52 die in India as bus plunges into gorge

At least 52 people were killed and 45 injured when a heavily overloaded bus plunged into a gorge Saturday in northern India, in one of the worst road accidents in the country in recent years.

The bus, which was carrying over 100 passengers -- many of them on the roof -- veered off the road in a sparsely populated and hilly area of the state of Himachal Pradesh.

"Fifty-two people have been killed and 45 injured in the accident," Sunil Chaudhary, district deputy commissioner, told AFP, adding the death toll could rise because at least a dozen of the injured were in a critical condition.

There were anguished scenes as families came to claim the bodies of the victims. Many of the dead had boarded the 42-seater bus when their own bus broke down, locals told AFP.
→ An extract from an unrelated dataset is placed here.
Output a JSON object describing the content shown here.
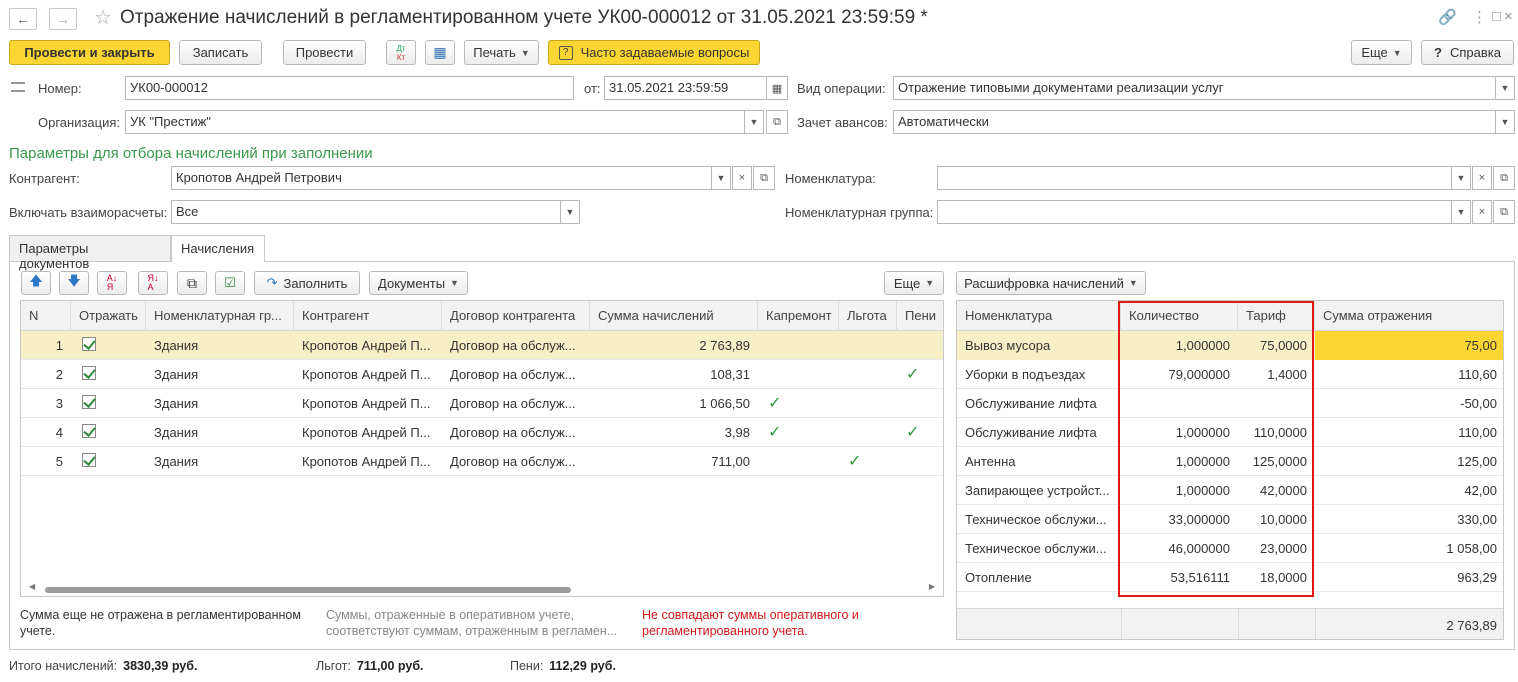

Some of the bodies were taken away by their families for cremation while the state government brought in four truckloads of wood to cremate other victims at the accident site.

The cause was not immediately known but some witnesses said that the driver lost control of the vehicle on a sharp bend.

The accident occurred in the morning near Chamba town, about 190 kilometres (120 miles) from the state capital Shimla. The area where the accident happened is treacherous and known for zig-zag turns.

Villagers were the first to reach the accident site and frantically struggled to pull the dead and injured from the twisted wreckage. Later, emergency crews arrived, covering the dead in white sheets.

The bus had been on its way to Chamba from Dulera when it flew off the road. Thirty-nine people were killed instantly while the others died on the way to hospital, Chaudhary said.

It was the second major bus tragedy in a week, in a country where road accidents with dozens dead at a time are common.

On Wednesday, 31 people were killed when their bus tumbled into a gorge in Meghalaya state, in India's remote northeast.

In 2008, some 63 bus passengers returning from a religious celebration were killed when a burst tyre ignited the vehicle's fuel tank east of the Taj Mahal city of Agra.

India has the highest annual road death toll in the world, according to a 2009 World Health Organization report, with accidents caused by speeding, careless driving and treacherous roads.

Himachal Pradesh's Chief Minister Prem Kumar Dhumal offered his "heartfelt condolences to the families of the dead" and said the next of kin would get 100,000 rupees ($1,800) from the government.

"The state government has ordered an inquiry into the accident," Dhumal said.

The Chamba district borders Indian Kashmir and has been lashed by heavy monsoon rains in the past few days.